挨 拶 about us

January 2011

日本に古くから自生する睡蓮
まみれし水から結ばれる
白く可憐なヒツジグサ
人はもっと美しく在れると信じる

 

このたび私達は北信州 黒姫を拠点に、新たな活動を始めることとなりました。活動の全貌を今すぐお見せすることはできないのですが、できることから始めてゆこうと思っておりますので、末永く見守っていただければ幸いです。

12年前Australiaの人里離れた山あいの草原で、自給自足に生きる家族のもとに半年暮らし、人生が変わりました。周りにある木や石、土や廃材で作る家も、そこに暮らす人々の顔もまた美しく、何より日々の暮らしそのものがたまらなく美しかったのです。それは人が残したどんな作品や言葉よりも強く胸を打ち、自分の生きる道を見た気がしました。「人生をかけて世に伝えたいこと、問いかけたいことがある。」そう思うようになり、以来ただひたすらにその生き方を求め、準備を重ねてきました。彼らに倣い、自然のものや棄てられたものを材料に、暮らしにまつわるものを自らの手で作り出し、それと同時に理想の土地も探し続けてきました。

そして2010年、求めていたその地にようやく出会ったのです。
黒 姫。
厳しい冬を持つこの高地には、いまだ深い自然が息づいています。都市の隣に位置しながら、見渡す限り人の爪痕がない太古のままの大地の姿が見られるというのは、今日の日本において殆ど奇跡です。山の裾野にある小高い丘の上。そこに私達は根を下ろすことに決めました。広大な草原にどこまでも続く青い空、そして深く豊かな広葉樹の森。濃密な生命の気配が辺りを包みます。白化粧した霊山北信五岳から気が吹き渡り、雪から解け出した清冽な水が足もとを流れます。まさに夢に見た地でした。

大地に根を張り 水に身をゆだね
日々空を見上げ ひかえめな白い花を結ぶ

この地でそう生きてゆきたい。そんな願いを込め、日本に古くから自生する唯ひとつの睡蓮「未 草(ひつじぐさ)」の名を冠し、新たな一歩を踏み出すことに決めました。

まずはそこに通い、森を拓くところから始めます。木を伐り、石を積み、そして家や小屋を建て、それから家畜や作物を育てます。今までの廃材や古布などを使った作品に加えて、より身近な土地の材料を使ったもの作りになってゆくことでしょう。
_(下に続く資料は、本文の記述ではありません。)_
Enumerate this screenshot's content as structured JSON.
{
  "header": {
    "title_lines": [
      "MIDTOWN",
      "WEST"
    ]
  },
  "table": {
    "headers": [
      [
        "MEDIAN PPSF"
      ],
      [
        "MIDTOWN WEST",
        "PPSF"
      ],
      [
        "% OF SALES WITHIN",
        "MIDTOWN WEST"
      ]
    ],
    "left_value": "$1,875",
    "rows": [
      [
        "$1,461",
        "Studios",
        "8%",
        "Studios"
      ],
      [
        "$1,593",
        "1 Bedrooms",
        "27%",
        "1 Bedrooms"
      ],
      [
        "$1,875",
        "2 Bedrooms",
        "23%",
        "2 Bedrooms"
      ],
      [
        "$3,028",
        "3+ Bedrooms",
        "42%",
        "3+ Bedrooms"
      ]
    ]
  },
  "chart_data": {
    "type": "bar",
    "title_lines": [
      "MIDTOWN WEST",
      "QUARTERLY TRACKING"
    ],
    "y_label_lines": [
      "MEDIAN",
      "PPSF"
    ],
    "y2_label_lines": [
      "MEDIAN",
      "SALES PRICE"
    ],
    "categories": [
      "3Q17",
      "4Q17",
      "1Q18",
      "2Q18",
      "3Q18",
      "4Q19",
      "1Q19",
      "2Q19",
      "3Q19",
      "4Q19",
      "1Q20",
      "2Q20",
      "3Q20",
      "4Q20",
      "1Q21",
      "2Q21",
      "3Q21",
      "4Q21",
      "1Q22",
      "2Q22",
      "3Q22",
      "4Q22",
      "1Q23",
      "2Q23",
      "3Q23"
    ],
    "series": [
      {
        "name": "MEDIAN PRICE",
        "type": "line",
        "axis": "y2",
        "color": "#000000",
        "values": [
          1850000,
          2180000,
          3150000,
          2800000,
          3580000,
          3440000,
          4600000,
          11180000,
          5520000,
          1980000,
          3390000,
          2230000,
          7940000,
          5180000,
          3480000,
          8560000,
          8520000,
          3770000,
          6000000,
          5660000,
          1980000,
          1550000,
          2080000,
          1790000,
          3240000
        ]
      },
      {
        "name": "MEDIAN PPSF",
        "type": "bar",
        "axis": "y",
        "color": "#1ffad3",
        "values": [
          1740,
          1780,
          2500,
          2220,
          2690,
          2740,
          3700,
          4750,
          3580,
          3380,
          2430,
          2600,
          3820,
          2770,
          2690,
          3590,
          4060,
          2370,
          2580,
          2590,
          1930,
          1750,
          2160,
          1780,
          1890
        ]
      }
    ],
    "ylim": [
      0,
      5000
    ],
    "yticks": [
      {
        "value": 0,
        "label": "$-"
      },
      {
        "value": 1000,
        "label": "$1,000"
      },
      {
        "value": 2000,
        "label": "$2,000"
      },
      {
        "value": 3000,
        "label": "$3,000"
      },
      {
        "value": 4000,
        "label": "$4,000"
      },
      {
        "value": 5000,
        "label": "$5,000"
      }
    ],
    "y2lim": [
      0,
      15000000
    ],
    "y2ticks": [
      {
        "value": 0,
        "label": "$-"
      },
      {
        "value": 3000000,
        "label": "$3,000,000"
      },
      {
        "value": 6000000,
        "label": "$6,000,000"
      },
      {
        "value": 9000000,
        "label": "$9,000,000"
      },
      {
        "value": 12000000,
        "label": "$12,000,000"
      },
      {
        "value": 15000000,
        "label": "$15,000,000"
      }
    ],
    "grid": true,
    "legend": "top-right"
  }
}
ようやく本当にやりたかった暮らしやもの作りが実現できます。身の周りにある自然の力を借り、既にあるものを上手に利用すれば、人は十分豊かに幸せに、そして美しく生きることができます。そのことを自ら示すことによって、世のなかに少しでもメッセージを残せたらと思います。

人類はこの百年二百年の間に大切なものを失い過ぎました。これ以上手放したくないもの、手放してはならないものがあります。子供や孫やその先の代に届けなければならないものを、これ以上損ない続けることが正しい道であるとは思えません。今この世界から消え去ろうとしているもの、それらはこのまま失くしてしまうにはあまりにも美しく尊いのです。